La France est-elle un pays du nord de l'Europe ou du sud de l'Europe? La dette française bénéficie, ces derniers mois, de taux d'intérêt très bas parce que les marchés répondent: du nord. Ces taux mirifiques sont-ils usurpés? Les marchés anglo-saxons attendent-ils leur heure (la fin de l'année?), l'index sur leur tablette, prêts à renvoyer la Gaule à sa latinité?
Cette hypothèse glace d'angoisse le gouvernement socialiste. Toute sa politique est obnubilée par cette menace de dégradation. Ce serait pour François Hollande un Waterloo politique et économique puisque des taux relevés à 4% rendraient insoluble l'équation budgétaire et sanglante la rigueur «socialiste».
La France, au nord ou au sud? Pour répondre, il faut remonter à l'origine de la crise européenne. Contrairement à l'idée répandue, les coupables ne sont pas, en premier, les dérapages budgétaires.
Une étude éclairante de l'agence Moody's montre que les pays méditerranéens ont réduit de -8% du PIB à -1% leur déficit avant la création de l'euro (1999), puis ils ont relâché leur effort pour plafonner à un déficit de -2%, alors que les pays du centre (les pseudo-vertueux) ont, eux, glissé de +2% en 1999 à -1% en 2005. Les cigales n'étaient pas celles qu'on croit [1].
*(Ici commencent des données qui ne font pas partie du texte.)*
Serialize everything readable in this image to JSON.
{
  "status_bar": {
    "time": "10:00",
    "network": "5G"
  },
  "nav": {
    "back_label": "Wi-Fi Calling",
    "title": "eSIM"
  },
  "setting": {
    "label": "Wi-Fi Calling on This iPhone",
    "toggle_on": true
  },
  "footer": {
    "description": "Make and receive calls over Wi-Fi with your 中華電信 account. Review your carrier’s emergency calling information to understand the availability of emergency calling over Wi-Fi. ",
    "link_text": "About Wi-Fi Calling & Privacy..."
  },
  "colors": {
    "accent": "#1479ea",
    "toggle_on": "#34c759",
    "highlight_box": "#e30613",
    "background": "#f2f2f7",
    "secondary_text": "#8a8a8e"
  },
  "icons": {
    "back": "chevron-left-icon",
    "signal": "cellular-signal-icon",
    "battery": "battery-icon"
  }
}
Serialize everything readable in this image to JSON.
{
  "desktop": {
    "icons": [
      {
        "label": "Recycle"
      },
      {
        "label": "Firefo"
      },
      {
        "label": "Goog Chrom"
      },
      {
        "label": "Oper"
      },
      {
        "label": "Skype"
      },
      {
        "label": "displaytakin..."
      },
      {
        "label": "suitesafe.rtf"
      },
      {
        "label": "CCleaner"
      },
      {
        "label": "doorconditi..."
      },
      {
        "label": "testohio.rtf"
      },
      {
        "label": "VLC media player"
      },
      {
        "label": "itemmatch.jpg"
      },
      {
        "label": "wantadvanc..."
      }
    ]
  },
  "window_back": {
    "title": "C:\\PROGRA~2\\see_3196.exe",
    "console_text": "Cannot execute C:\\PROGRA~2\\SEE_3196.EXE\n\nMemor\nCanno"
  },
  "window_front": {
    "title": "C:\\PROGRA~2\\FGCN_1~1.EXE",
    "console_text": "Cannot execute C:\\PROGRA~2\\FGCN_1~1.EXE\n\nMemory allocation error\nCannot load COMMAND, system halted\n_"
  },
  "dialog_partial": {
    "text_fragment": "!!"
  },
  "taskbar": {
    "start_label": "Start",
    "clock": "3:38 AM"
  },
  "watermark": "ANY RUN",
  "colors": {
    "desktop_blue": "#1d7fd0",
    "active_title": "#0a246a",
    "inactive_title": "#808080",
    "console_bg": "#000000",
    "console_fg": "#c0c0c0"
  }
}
Après 2005, c'est vrai, le Nord s'est mieux comporté en moyenne, mais le Sud est resté à -2% (hormis la Grèce, dont on comprendra en 2009 combien les statistiques étaient truquées).
Ce n'est pas le budget qui dérape dans ces pays, mais le déficit commercial qui descend en flèche de 0% avant l'euro à -9% du PIB en 2007. Pourquoi? Parce que leur consommation explose: +30% en Grèce et Espagne, +12% au Portugal, de 2000 à 2007, contre seulement +4% en Allemagne. Les pays du sud s'endettent auprès des pays du nord pour importer et le service de cette dette du Sud vis-à-vis du Nord croît à 5,6% du PIB en 2007. Il fallait que cela s'arrête.
Et la France?
La France est-elle dans ce cas? Elle souffre elle aussi d'un déficit extérieur qui se creuse. Mais celui-ci ne provient pas d'un boom des importations, la cause en est une stagnation des exportations.
La France n'a pas vu sa consommation exploser après l'adoption de l'euro, mais elle a vu ses productions se dégrader progressivement. Normalement, les revenus auraient dû suivre, mais ils ont été maintenus, voire améliorés grâce en grande partie aux prestations sociales.
L'Etat au sens large (Sécurité sociale et collectivités locales comprises) a prélevé plus pour distribuer plus: aujourd'hui 56% du PIB, record mondial. Il maintenait ce faisant la consommation comme un bon moteur de l'économie française, mais cette performance est trompeuse: elle s'est faite en ponctionnant toujours plus les producteurs. Et quand la puissance publique comprenait qu'elle exagérait, que le travail était devenu trop cher, elle allégeait le fardeau de certains (défiscalisation des bas salaires), mais forcément aux dépens des autres.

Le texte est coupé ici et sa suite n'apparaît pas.